Hi [                ],

I hope you are doing well. You may have already received by mail or will be receiving shortly the proxy materials related to Crescent Capital BDC, Inc.’s (“Crescent BDC”) special meeting, which is taking place on December 17, 2020. We would greatly appreciate your support. You can vote anytime, but your vote is requested as soon as possible. The following is a link to the site where you can read the proxy materials and transmit your vote online: [                ]

Your specific control number to use to vote is: [                ]

As discussed in the proxy materials, the key proposal is to approve the new investment advisory agreement between Crescent BDC and Crescent Capital Advisors, LLC, Crescent BDC’s current investment advisor, which is a result of Sun Life’s acquisition of a majority stake in Crescent Capital Group LP (“Crescent”), the parent company of Crescent BDC’s investment advisor. The new investment advisory agreement will have an initial term of two years while all other substantive terms will remain unchanged.

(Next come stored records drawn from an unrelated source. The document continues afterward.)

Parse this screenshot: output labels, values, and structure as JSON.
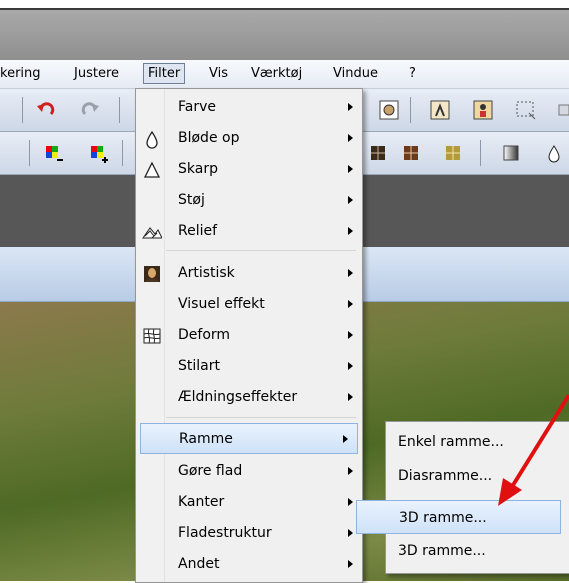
{
  "menubar": {
    "items": [
      "kering",
      "Justere",
      "Filter",
      "Vis",
      "Værktøj",
      "Vindue",
      "?"
    ]
  },
  "filter_menu": {
    "items": [
      {
        "label": "Farve",
        "icon": "none",
        "submenu": true
      },
      {
        "label": "Bløde op",
        "icon": "drop-outline-icon",
        "submenu": true
      },
      {
        "label": "Skarp",
        "icon": "triangle-outline-icon",
        "submenu": true
      },
      {
        "label": "Støj",
        "icon": "none",
        "submenu": true
      },
      {
        "label": "Relief",
        "icon": "relief-mountain-icon",
        "submenu": true
      },
      {
        "label": "Artistisk",
        "icon": "portrait-icon",
        "submenu": true
      },
      {
        "label": "Visuel effekt",
        "icon": "none",
        "submenu": true
      },
      {
        "label": "Deform",
        "icon": "grid-deform-icon",
        "submenu": true
      },
      {
        "label": "Stilart",
        "icon": "none",
        "submenu": true
      },
      {
        "label": "Ældningseffekter",
        "icon": "none",
        "submenu": true
      },
      {
        "label": "Ramme",
        "icon": "none",
        "submenu": true,
        "highlighted": true
      },
      {
        "label": "Gøre flad",
        "icon": "none",
        "submenu": true
      },
      {
        "label": "Kanter",
        "icon": "none",
        "submenu": true
      },
      {
        "label": "Fladestruktur",
        "icon": "none",
        "submenu": true
      },
      {
        "label": "Andet",
        "icon": "none",
        "submenu": true
      }
    ]
  },
  "submenu": {
    "items": [
      {
        "label": "Enkel ramme..."
      },
      {
        "label": "Diasramme..."
      },
      {
        "label": "3D ramme...",
        "highlighted": true
      },
      {
        "label": "3D ramme..."
      }
    ]
  },
  "annotation": {
    "arrow_color": "#e01010"
  },
  "colors": {
    "highlight": "#cfe2f8",
    "menu_bg": "#f0f0f0"
  }
}
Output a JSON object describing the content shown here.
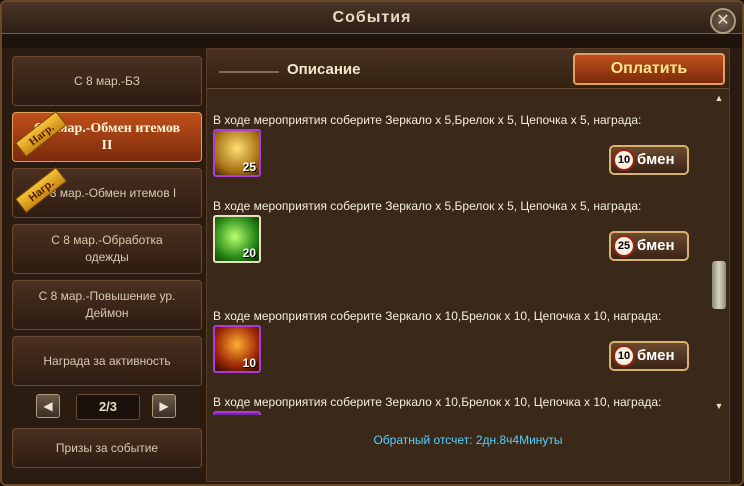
{
  "window": {
    "title": "События",
    "close_glyph": "✕"
  },
  "sidebar": {
    "items": [
      {
        "label": "С 8 мар.-БЗ",
        "active": false,
        "badge": ""
      },
      {
        "label": "С 8 мар.-Обмен итемов  II",
        "active": true,
        "badge": "Нагр."
      },
      {
        "label": "С 8 мар.-Обмен итемов I",
        "active": false,
        "badge": "Нагр."
      },
      {
        "label": "С 8 мар.-Обработка одежды",
        "active": false,
        "badge": ""
      },
      {
        "label": "С 8 мар.-Повышение ур. Деймон",
        "active": false,
        "badge": ""
      },
      {
        "label": "Награда за активность",
        "active": false,
        "badge": ""
      }
    ],
    "pager": {
      "value": "2/3",
      "prev_glyph": "◀",
      "next_glyph": "▶"
    },
    "prizes_label": "Призы за событие"
  },
  "main": {
    "description_title": "Описание",
    "pay_label": "Оплатить",
    "tasks": [
      {
        "text": "В ходе мероприятия соберите Зеркало x 5,Брелок x 5, Цепочка x 5,  награда:",
        "count": "25",
        "exchange_num": "10",
        "exchange_label": "бмен",
        "icon": "gold-figure-icon"
      },
      {
        "text": "В ходе мероприятия соберите Зеркало x 5,Брелок x 5, Цепочка x 5,  награда:",
        "count": "20",
        "exchange_num": "25",
        "exchange_label": "бмен",
        "icon": "green-orb-icon"
      },
      {
        "text": "В ходе мероприятия соберите Зеркало x 10,Брелок x 10, Цепочка x 10,  награда:",
        "count": "10",
        "exchange_num": "10",
        "exchange_label": "бмен",
        "icon": "fire-warrior-icon"
      },
      {
        "text": "В ходе мероприятия соберите Зеркало x 10,Брелок x 10, Цепочка x 10,  награда:",
        "count": "",
        "exchange_num": "",
        "exchange_label": "",
        "icon": "purple-item-icon"
      }
    ],
    "countdown": "Обратный отсчет: 2дн.8ч4Минуты"
  },
  "colors": {
    "accent": "#c0501a",
    "countdown": "#56d0ff",
    "frame": "#b03ad8"
  }
}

I’d like to reiterate that the same Crescent team that has been responsible for the investment operations of Crescent BDC prior to the Sun Life acquisition is expected to continue to focus on executing the investment strategies and processes of Crescent BDC following the closing of the acquisition by Sun Life. The full Crescent platform will continue to operate independently with respect to investing and operational processes. We believe that the Sun Life platform will enable us to continue to strengthen our competitive position by: (i) providing access to greater scale and resources needed to further augment global financial sponsor and corporate borrower reach, (ii) further improving access to capital markets and (iii) enhancing institutional relevance and market coverage.

Thank you, and we appreciate your support.